Raidon threw himself sideways, rolling toward the boulder, knowing he was opening himself up to an attack. The Chalk Destrier did not disappoint. It stomped him once before he stood, pulling himself up the side of the rock.

As the cold pommel of Angul fell into Raidon's grip, the centaur reared up again, kicking him in the shoulder and stomach with its front hooves. He curled and rolled backward. The weight of his falling body wrenched Angul from the stone.

"Got you!" he heard Cynosure exclaim. A parabola of blue light spun out of nothing, engulfing him.

CHAPTER NINETEEN

The Year of the Secret (1396 DR) Taunissik, Sea of Fallen Stars

Anusha wondered what was happening back on the island. Anxiety prickled through her dream form.

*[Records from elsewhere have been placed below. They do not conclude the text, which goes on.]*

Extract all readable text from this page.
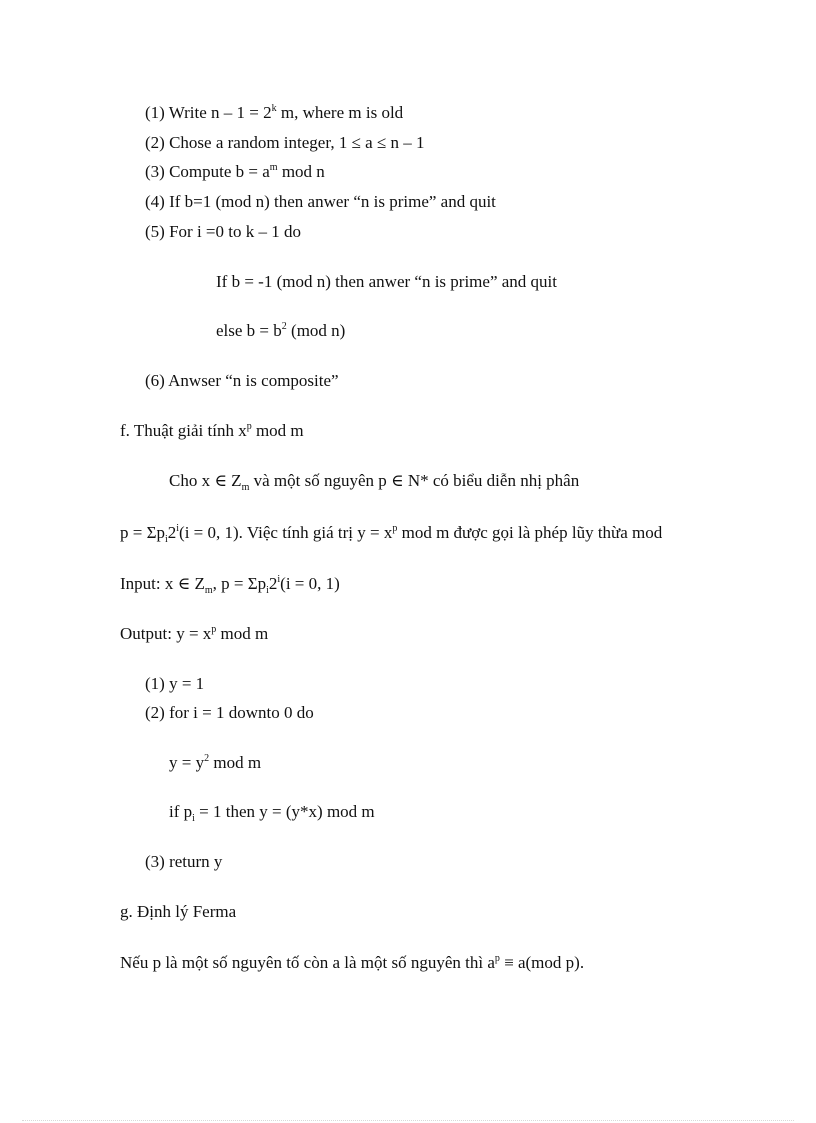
(1) Write $n - 1 = 2^k$ m, where m is old
(2) Chose a random integer, 1 ≤ a ≤ n – 1
(3) Compute $b = a^m$ mod n
(4) If b=1 (mod n) then anwer “n is prime” and quit
(5) For i =0 to k – 1 do
If b = -1 (mod n) then anwer “n is prime” and quit
else $b = b^2$ (mod n)
(6) Anwser “n is composite”
f. Thuật giải tính $x^p$ mod m
Cho x ∈ $Z_m$ và một số nguyên p ∈ N* có biểu diễn nhị phân
$p = \Sigma p_i2^i(i = 0$, 1). Việc tính giá trị $y = x^p$ mod m được gọi là phép lũy thừa mod
Input: x ∈ $Z_m$, $p = \Sigma p_i2^i(i = 0$, 1)
Output: $y = x^p$ mod m
(1) y = 1
(2) for i = 1 downto 0 do
$y = y^2$ mod m
if $p_i = 1$ then y = (y*x) mod m
(3) return y
g. Định lý Ferma
Nếu p là một số nguyên tố còn a là một số nguyên thì $a^p \equiv a(mod$ p).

She pulled her travel chest out of the hallway onto the main deck. The Green Siren's launch was gone, but two much smaller lifeboats remained. Lucky followed her, the dog's chain severed by a single stroke of her dream sword. To the eyes of any watching pirate, it would seem as if the chest slid along the oiled planks of the deck of its own accord.

"The ghost!"

A dark-haired, scarred woman stood between her and the closest lifeboat, her eyes wide. It was the same pirate responsible for nearly revealing Anusha's presence several days ago. The woman wasn't looking at her, but at Anusha's reflection in the dirty glass of a signal mirror mounted not three feet from the travel chest.

Annoyance briefly eclipsed her worry about Japheth. How many reflective surfaces were there on this blasted ship?

Anusha released the chest and summoned her dream sword. She smashed the signal mirror with the blade's tip. From now on, she decided, she would smash every mirror she came upon.